Cray lands $188m Blue Waters NCSA contract

Breaking 10 petaflops with Opteron-GPU tag team

HP ProLiant Gen8: Integrated lifecycle automation

SC11 If there was a reason that Cray CEO Peter Ungaro, who formerly ran IBM's high performance computing biz, was a little extra perky when the company announced its third quarter financials two weeks ago, it was not just because the SC11 supercomputing trade show was coming to Cray's hometown of Seattle this week. Or that Advanced Micro Devices was once again late with an Opteron launch and had hurt its numbers.

It was because Ungaro knew that the National Science Foundation had ordered the budget for the "Blue Waters" petaflops-scale super to be rejigged and sent out for rebid – and Cray was in the hunt to win what turns out to be a $188m deal.

Bill Kramer, deputy project director of the Blue Waters project at the National Center for Supercomputing Applications at the University of Illinois, tells El Reg that Blue Waters was not a specific system, but rather a complete set of infrastructure, including a data center, plus computation, networking, and storage and, most importantly given the software goals of the NCSA, code that scales to real-world petaflops performance.

"We wanted to change the computational elements, and we got approval after a peer review," says Kramer.

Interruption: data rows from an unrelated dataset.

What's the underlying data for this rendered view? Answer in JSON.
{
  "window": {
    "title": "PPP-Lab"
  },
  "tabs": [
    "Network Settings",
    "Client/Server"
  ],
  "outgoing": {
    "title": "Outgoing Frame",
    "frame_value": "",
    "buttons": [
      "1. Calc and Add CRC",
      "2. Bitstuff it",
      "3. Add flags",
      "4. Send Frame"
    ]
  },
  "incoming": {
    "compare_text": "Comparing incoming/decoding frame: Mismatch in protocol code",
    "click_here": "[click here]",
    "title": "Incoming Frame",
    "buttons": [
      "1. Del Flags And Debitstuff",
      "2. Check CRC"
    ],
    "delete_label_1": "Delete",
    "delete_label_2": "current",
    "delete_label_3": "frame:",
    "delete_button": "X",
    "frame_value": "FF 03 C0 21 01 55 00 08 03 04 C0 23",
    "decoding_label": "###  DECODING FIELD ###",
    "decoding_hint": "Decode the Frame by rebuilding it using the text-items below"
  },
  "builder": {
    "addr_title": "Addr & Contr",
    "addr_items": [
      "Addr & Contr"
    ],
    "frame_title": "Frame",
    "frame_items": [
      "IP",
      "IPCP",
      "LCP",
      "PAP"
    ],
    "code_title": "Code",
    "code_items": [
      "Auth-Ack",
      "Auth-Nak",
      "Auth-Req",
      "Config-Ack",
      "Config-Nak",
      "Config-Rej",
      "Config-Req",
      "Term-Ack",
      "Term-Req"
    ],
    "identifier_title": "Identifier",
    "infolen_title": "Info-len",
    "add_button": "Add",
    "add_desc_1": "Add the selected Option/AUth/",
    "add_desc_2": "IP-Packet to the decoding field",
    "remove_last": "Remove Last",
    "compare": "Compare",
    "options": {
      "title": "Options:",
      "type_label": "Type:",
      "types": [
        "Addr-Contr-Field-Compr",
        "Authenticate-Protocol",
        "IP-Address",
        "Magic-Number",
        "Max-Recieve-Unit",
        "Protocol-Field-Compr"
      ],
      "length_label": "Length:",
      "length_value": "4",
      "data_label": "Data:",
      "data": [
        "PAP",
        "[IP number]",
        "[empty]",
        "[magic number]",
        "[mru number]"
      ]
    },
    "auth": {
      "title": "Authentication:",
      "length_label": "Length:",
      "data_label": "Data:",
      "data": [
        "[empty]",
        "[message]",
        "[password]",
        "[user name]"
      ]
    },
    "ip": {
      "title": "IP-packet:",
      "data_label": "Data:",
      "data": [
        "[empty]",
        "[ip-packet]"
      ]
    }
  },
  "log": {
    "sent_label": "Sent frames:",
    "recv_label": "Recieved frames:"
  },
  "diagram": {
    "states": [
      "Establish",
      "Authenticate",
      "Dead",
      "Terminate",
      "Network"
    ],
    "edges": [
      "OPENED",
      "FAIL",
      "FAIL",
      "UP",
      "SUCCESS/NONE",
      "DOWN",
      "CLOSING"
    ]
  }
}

So out goes IBM's super-dense Power 775 cluster version of Blue Waters, which Big Blue pulled the plug on back in August because the Power7-based machine was more expensive to manufacture than the company thought when it won the competitive bidding for the project back in 2007.

In comes the largest system that Cray has built in its history – at least until the 10 to 20 petaflops "Titan" ceepie-geepie hybrid that Cray is building for Oak Ridge National Laboratory is installed and if it is fully extended.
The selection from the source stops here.